第2話

 2010年代の後半から、スポーツの世界は、四つの問題を抱えていた。

 独裁化・閉鎖化するスーパースター、競技の限界、差別の問題、エンターテインメントの多極化である。


 各競技において、トップの選手はマスメディアを排除し、SNSなどを通じて自分で発信するようになっていった。当初、それはスターとファンの接近を意味していたが、次第に選手が発信する情報を取捨選択するようになっていくのは当然のことである。

 選手達がSNSを駆使することによって既存メディアは力を奪われ、スター選手の我儘や暴走を止める存在は少なくなっていった。必然、大型スポーツイベントも彼らを取り込んで運営する方向性に走ることになり(こうした運営もまた独裁的・閉鎖的であったことは言うまでもない)、一部の選手が競技自体を掌握する事態に進んでいったのである。

 経済の世界で言われる1%理論はスポーツの世界ではより大きくあてはまる。ほぼ全てのスポーツで、上位1%、いや0.1%が99%前後の収入を独占する状況となっていたのである。


 また、科学の発展に伴い、これまでには分からなかったスポーツの後遺症なども明らかになってきた。ラグビー、アメリカンフットボール、プロレスリングなどの脳震盪による後遺症は深刻な犯罪にも影響することが分かってきた。サッカーやラグビーなどは限界を超えるまで走ることが必要となり、それに伴う心疾患などの問題も増えてきた。

 こうしたことから、各競技団体はルール改正などを伴い、選手の安全を考える必要が出てきた。これにはもちろん、スーパースターの利権確保にも適するものであった。それは多少、競技の安全を担保したものの、結果として競技全体の迫力などを削ぎ落す結果となった。
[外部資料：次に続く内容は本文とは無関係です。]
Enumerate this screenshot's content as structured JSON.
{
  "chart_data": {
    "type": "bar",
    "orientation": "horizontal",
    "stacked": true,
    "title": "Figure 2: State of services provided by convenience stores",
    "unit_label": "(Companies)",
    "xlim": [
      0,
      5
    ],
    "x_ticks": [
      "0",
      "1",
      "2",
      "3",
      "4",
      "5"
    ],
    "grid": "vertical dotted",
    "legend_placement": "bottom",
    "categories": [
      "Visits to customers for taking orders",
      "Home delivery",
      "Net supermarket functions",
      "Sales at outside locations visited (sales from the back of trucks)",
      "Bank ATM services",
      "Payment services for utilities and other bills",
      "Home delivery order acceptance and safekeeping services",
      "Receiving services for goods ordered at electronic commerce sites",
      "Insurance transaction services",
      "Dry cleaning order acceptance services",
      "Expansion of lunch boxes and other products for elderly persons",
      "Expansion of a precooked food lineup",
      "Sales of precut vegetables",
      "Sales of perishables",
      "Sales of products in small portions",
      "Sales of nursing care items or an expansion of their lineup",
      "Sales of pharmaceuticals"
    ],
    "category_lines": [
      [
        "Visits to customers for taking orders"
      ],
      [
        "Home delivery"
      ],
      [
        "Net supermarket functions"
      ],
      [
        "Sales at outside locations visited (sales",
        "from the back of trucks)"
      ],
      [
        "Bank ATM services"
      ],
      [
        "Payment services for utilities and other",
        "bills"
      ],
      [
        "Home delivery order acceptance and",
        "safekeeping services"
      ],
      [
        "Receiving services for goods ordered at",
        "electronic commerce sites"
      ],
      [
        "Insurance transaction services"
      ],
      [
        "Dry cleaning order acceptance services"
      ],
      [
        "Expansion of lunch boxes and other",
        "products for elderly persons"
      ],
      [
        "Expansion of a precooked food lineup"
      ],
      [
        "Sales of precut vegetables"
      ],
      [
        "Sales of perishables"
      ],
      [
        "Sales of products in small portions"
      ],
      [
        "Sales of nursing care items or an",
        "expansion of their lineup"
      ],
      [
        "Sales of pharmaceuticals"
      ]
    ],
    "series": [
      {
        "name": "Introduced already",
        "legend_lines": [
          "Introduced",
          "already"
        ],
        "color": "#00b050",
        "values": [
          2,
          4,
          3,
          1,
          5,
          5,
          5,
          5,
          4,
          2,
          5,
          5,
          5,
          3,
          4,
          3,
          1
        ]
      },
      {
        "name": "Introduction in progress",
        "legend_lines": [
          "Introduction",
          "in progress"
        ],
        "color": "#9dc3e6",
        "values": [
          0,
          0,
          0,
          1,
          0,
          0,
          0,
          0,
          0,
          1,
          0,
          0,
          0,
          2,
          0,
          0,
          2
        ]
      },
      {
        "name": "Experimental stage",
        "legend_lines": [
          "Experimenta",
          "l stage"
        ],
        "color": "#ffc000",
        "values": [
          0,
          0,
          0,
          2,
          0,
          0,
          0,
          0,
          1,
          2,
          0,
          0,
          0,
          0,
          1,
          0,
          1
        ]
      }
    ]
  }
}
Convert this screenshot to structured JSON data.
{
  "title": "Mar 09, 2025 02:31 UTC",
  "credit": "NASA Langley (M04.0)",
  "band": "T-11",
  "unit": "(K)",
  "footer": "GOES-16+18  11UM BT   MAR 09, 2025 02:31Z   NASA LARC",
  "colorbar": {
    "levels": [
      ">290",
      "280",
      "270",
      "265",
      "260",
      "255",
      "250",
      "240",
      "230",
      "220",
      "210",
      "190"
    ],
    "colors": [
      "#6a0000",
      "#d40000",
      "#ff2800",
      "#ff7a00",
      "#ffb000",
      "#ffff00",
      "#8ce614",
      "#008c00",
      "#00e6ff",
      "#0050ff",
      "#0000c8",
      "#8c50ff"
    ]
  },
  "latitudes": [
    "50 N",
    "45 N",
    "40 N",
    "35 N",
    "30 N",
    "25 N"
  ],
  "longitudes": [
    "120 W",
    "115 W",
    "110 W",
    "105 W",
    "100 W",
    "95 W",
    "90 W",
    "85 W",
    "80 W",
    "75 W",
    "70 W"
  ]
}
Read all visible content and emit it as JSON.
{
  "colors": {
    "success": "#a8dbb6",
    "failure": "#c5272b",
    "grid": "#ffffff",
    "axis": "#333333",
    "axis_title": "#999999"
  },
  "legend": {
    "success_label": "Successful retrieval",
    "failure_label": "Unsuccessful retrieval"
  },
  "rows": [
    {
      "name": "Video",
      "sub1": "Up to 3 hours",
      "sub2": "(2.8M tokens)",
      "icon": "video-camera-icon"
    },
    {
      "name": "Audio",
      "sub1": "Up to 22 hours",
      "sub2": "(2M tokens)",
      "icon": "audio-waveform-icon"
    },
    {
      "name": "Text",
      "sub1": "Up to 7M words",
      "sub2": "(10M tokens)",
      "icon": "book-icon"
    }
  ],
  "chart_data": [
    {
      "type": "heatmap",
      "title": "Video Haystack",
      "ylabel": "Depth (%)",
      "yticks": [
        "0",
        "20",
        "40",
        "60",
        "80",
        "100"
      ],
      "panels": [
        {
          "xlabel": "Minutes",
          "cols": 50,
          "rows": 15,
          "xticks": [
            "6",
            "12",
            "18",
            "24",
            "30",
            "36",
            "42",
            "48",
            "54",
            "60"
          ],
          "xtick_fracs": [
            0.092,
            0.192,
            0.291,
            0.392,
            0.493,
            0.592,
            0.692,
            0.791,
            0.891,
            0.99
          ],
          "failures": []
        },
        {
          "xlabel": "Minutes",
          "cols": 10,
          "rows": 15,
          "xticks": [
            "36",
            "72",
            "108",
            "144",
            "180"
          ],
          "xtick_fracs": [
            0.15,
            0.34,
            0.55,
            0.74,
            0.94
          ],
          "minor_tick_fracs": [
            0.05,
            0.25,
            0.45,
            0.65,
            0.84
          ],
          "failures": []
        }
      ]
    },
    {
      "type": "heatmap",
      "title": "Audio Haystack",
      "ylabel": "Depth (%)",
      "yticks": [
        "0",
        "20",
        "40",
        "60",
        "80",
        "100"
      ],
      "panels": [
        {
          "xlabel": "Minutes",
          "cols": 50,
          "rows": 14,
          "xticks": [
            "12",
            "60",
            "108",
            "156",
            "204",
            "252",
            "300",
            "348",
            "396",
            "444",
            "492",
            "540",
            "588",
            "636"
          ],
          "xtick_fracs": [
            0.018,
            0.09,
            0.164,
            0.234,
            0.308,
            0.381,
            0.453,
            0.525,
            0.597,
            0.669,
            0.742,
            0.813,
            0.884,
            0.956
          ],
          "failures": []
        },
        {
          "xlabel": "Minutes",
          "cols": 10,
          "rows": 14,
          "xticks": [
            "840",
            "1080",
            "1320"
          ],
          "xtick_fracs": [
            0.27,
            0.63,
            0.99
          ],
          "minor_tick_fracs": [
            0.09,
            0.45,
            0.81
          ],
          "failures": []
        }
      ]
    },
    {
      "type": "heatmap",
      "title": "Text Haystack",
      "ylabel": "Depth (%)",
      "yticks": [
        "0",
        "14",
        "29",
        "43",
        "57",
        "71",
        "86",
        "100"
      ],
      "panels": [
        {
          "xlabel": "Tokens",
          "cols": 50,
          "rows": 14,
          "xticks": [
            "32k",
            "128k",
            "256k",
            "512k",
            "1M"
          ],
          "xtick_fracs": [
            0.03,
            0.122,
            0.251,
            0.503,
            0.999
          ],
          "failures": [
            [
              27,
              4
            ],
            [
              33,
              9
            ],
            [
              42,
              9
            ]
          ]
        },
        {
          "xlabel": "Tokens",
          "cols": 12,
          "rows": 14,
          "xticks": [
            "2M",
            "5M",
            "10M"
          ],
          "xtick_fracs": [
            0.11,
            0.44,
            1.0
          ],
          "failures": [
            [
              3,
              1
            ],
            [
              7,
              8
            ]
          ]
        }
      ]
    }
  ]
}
 スポーツが人間社会の縮図である以上、差別の問題も避けられない。スタジアムで繰り返される差別的言動は先進国の閉塞ムードとも相まって更に過激になった。

 また、2010年以降、性差別に対する意識は日を追うごとに強化されていった。同一競技における男女の格差改善とそれに対する反論(女性には体力的な限界があるため、興行としての迫力やエンタメ度を欠くので格差があるのはやむをえない)も激しかった。


 そしてエンターテインメントの多極化である。例えば、日本では野球、アメリカではアメリカンフットボール、ヨーロッパではサッカーといった具合に、20世紀には主流の競技がその地域のエンタメをほぼ独占していた。

 しかし、インターネットの発展に伴い、様々な競技、その他のエンタメとアクセスできる環境になり、こうした独占体制は崩れてきた。


 こうして、スポーツ界でバランスの崩壊が起きている中で、完全崩壊に導かんと挑戦する者達が現れてきた。

 その戦いは当初、静かに進行していたが、2033年の上海で決定的な事態が発生した。